Methodology: Extensive literature search.

Findings: Severity of endoscopic lesions used as predictive marker for future recurrence rates with a scoring system derived from seminal study by Rutgeerts. Risk factors for postoperative recurrence are: Smoking, prior intestinal surgery, absence of prophylactic treatment (EL1), penetrating disease at index surgery, perianal location (EL2), granulomas in resection specimen (EL2) and myenteric plexitis (EL3). Standard of care for preventing recurrence are: Endoscopic monitoring 6 to 12 months after surgery, prophylactic treatment with mesalamine (5-ASA), nitroimidazole antibiotics and thiopurines. Although safe, 5-ASA has high NNT to avoid clinical recurrence (=12) and endoscopic recurrence (=8). Using nitromidazole antibiotics reduced relapse rates, however, twice as many patients had adverse events and the effect is not sustained beyond 12 months. Thiopurines (AZA or MP) have shown variable benefit in reducing relapse rates in patients with postoperative, but with greater serious AEs than 5-ASA. Studies of postoperative treatment with anti-TNFα have significantly reduced endoscopic and surgical recurrence but not clinical recurrence (see figure).

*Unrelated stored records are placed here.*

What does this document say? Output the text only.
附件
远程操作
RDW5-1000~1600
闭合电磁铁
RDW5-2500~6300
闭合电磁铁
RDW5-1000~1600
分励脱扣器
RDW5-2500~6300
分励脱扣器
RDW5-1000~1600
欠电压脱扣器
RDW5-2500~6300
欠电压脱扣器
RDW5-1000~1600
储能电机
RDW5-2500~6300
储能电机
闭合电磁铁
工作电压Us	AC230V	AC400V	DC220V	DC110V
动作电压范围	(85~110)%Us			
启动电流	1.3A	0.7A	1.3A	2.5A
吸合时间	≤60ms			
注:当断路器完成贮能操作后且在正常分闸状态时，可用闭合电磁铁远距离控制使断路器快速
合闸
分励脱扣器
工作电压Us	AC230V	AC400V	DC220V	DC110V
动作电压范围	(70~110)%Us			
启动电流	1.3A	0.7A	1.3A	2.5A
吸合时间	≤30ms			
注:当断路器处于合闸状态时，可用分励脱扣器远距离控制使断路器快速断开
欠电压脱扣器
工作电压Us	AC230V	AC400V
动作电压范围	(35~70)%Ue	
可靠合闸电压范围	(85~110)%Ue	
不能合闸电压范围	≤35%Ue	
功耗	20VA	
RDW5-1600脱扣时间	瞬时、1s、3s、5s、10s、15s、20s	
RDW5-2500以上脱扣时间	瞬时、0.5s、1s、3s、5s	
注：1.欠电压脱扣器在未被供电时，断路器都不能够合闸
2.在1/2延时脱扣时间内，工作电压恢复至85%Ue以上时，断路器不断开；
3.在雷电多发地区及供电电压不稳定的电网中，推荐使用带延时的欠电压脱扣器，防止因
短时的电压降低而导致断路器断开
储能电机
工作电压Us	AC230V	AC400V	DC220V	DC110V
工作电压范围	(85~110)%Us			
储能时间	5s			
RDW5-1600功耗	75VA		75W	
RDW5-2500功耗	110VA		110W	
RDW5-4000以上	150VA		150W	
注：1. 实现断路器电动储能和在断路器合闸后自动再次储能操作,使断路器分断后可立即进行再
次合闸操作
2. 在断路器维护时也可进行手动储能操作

Conclusion & Significance: Results from large recent trials (e.g. POCER, PREVENT, TOPPIC) have redefined frequency of endoscopic recurrence (±50% at 1 year; ±80% at 2 year) and its implications (clinical recurrence ±25% at 2 year) if untreated. Until more evidence is evaluated, the current standard of care includes: Smoking cessation, colonoscopic assessment within 1st year after resection, individualized prophylaxis for patient-to-patient basis.